Night Film by Marisha Pessl came with an app. An app! Enhancement for scariness! The book was a frightening mental trip. Loved it. Ate it up. Especially the “extras” you get with the app: short “movie trailers” relevant to the plot. After a while you wonder, is this real? It sure seems real . . .

Another gimmicky approach is in The Crystal Eaters by Shane Jones. The story follows a young girl in a world where every person is born with 100 crystals in their body that slowly deplete. People lose crystals through injury, accidents, sickness … and at zero crystals, death. The pages of the book count down instead of up, and you realize as you read that your time is drawing to a close.

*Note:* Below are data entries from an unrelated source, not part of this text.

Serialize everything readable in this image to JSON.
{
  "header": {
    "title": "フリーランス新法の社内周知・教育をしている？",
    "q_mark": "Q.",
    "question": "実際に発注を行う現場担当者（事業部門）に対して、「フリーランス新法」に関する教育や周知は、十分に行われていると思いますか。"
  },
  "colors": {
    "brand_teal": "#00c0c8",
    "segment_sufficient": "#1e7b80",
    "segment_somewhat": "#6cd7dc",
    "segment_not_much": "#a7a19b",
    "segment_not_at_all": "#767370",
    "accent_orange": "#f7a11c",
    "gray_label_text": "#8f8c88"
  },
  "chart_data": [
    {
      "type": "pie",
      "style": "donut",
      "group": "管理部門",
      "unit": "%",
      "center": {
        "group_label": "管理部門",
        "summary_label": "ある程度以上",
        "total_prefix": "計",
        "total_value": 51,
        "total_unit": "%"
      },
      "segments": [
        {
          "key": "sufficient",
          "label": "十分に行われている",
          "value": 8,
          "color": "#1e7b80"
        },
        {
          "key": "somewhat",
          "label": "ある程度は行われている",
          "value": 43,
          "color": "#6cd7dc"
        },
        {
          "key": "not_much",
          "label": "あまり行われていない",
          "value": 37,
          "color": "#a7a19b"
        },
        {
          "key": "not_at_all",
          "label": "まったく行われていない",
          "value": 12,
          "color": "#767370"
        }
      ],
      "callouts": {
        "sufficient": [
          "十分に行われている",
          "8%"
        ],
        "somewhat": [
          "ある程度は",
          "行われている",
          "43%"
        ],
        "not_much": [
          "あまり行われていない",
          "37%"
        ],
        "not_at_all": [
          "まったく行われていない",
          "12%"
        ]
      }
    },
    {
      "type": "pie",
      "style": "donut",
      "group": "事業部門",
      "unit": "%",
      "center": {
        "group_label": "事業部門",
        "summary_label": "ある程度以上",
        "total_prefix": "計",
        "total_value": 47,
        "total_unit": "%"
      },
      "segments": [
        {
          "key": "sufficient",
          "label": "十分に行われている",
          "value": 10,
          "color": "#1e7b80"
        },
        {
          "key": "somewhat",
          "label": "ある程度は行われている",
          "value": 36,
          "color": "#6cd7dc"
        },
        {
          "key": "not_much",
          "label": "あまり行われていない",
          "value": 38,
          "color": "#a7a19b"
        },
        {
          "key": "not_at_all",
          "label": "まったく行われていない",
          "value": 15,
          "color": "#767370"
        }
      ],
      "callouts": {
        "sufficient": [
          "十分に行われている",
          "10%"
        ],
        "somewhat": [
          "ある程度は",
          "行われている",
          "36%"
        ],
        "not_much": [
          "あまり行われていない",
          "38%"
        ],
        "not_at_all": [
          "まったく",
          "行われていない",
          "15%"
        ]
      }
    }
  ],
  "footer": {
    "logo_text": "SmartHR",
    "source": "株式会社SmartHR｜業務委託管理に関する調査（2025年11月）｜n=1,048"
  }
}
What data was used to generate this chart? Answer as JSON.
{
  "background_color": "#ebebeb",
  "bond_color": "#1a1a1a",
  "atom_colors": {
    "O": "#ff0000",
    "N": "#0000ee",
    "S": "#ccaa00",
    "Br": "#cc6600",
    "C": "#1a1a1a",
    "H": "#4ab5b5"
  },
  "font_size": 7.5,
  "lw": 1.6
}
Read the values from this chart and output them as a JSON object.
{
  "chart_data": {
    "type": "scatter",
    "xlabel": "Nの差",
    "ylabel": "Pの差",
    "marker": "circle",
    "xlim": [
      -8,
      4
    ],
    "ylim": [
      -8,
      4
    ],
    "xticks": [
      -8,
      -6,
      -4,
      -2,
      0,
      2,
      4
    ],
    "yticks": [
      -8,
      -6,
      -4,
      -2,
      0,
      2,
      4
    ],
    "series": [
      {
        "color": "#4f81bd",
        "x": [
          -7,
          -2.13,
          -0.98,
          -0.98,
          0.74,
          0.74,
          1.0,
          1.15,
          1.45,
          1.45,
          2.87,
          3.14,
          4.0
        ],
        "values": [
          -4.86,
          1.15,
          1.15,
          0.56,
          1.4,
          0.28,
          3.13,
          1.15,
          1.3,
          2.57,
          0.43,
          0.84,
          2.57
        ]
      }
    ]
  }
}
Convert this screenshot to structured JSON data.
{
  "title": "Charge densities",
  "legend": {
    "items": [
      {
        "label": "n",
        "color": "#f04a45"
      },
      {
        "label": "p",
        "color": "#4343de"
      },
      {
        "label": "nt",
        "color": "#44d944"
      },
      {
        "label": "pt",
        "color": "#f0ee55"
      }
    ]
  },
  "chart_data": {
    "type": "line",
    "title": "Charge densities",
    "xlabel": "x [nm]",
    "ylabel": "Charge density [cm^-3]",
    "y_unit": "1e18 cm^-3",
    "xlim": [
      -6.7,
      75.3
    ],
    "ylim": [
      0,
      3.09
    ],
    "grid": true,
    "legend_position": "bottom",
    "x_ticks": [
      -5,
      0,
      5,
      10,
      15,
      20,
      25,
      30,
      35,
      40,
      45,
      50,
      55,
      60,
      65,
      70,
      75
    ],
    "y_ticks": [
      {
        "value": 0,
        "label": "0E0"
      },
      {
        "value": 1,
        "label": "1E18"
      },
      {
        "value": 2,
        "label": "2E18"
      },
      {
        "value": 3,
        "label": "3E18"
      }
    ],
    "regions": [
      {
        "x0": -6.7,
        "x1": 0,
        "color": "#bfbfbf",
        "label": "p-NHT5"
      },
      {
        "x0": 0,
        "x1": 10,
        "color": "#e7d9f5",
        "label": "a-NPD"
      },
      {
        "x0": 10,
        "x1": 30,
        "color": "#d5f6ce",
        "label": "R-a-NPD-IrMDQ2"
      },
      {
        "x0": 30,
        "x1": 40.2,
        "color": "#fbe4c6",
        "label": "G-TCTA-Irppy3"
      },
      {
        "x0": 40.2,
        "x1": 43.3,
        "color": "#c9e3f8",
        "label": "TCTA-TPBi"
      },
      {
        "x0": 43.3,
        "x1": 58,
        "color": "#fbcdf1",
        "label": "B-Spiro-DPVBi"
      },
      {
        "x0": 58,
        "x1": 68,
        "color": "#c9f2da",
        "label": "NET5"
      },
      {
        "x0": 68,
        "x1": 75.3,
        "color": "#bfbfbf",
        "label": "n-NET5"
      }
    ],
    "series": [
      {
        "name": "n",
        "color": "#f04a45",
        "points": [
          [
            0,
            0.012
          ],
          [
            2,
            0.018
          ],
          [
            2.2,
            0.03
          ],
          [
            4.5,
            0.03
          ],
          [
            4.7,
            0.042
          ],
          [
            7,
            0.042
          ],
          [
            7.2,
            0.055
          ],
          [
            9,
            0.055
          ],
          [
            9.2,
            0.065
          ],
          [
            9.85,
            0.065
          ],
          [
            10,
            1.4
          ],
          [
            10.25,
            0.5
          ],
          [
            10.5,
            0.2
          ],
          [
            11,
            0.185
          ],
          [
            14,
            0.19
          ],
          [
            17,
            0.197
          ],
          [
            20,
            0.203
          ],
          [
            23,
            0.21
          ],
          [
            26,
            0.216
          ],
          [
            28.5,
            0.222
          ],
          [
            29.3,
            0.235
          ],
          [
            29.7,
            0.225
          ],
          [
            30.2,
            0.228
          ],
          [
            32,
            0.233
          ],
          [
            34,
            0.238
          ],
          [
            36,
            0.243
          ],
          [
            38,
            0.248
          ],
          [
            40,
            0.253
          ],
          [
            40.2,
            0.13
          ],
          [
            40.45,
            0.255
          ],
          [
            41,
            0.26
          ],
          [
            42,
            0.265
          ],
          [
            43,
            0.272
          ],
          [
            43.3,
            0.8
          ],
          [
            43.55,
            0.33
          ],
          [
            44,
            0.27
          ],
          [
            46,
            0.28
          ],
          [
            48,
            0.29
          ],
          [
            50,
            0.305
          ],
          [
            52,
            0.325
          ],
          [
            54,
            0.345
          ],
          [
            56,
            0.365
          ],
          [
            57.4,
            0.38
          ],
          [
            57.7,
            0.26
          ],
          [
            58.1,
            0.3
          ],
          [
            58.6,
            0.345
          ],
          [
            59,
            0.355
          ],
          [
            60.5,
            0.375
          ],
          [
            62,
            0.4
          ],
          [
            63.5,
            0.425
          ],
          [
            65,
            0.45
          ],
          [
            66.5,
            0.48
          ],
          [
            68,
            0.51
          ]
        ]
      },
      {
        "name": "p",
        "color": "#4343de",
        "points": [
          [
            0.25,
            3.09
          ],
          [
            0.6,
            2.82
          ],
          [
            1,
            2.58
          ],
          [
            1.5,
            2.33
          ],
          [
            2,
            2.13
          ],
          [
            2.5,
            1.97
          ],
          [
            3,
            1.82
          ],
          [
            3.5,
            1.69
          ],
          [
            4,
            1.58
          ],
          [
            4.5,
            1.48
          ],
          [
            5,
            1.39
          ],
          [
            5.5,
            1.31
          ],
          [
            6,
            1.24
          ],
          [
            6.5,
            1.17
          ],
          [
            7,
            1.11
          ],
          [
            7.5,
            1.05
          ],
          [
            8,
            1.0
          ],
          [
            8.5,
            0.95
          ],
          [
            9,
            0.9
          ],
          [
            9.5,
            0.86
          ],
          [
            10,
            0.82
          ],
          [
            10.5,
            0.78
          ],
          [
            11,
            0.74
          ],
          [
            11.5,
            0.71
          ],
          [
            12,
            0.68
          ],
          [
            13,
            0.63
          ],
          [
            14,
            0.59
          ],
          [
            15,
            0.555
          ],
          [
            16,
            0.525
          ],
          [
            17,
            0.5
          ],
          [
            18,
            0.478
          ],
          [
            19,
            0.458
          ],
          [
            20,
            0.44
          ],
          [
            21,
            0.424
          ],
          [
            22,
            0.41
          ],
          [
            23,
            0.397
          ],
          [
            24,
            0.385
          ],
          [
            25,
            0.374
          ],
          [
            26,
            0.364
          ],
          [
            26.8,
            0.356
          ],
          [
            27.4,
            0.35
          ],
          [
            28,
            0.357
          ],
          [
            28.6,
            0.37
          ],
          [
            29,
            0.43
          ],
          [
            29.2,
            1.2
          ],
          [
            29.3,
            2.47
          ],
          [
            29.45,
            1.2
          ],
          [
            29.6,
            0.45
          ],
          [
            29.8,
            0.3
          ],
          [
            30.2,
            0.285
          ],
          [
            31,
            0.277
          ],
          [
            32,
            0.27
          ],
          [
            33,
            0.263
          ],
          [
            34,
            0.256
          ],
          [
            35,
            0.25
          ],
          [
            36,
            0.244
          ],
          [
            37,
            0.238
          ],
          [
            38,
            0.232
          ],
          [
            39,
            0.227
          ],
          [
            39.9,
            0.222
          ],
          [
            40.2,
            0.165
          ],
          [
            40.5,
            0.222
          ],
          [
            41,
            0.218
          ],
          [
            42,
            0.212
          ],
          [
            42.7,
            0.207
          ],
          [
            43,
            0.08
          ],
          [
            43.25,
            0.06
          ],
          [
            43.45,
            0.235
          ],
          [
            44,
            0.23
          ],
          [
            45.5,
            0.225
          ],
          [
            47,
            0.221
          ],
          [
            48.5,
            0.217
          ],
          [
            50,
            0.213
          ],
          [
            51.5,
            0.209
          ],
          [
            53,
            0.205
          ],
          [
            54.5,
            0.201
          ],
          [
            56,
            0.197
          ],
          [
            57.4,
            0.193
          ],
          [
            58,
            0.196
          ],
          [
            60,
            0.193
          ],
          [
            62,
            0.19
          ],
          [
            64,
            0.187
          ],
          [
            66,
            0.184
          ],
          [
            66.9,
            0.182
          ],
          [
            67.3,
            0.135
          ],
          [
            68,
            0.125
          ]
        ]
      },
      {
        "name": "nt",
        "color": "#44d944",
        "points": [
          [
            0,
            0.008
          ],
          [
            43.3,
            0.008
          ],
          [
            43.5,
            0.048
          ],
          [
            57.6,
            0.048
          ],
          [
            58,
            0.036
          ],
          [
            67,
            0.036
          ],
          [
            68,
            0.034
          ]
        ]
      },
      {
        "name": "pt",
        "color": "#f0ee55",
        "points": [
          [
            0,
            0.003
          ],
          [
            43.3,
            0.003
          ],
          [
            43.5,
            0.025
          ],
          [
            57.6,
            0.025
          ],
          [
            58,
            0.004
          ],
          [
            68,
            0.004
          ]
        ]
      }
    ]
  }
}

Mark Danielewski’s House of Leaves, perhaps the most terrifying book I’ve ever read, manipulates the reader mercilessly. I knew I was being manipulated, and I didn’t care. The pages are sometimes printed in a spiral and you have to keep turning the book in your hands, or the words are backwards, or there is only one word per page and this makes you flip them maniacally as your heart is racing during something horrifying. During one crucial plot point Danielewski inserted one stanza of music. I ran to the piano, plucked out “When Johnny Comes Marching Home Again” and freaked out. This book made me afraid of my own bathroom.


House of Leaves. Mess you up!

The “gimmicks” are not gimmicks. The author is putting you in the story, even more so than just by reading words on a page. It’s The Neverending Story come to life. And I love it. Gimme more.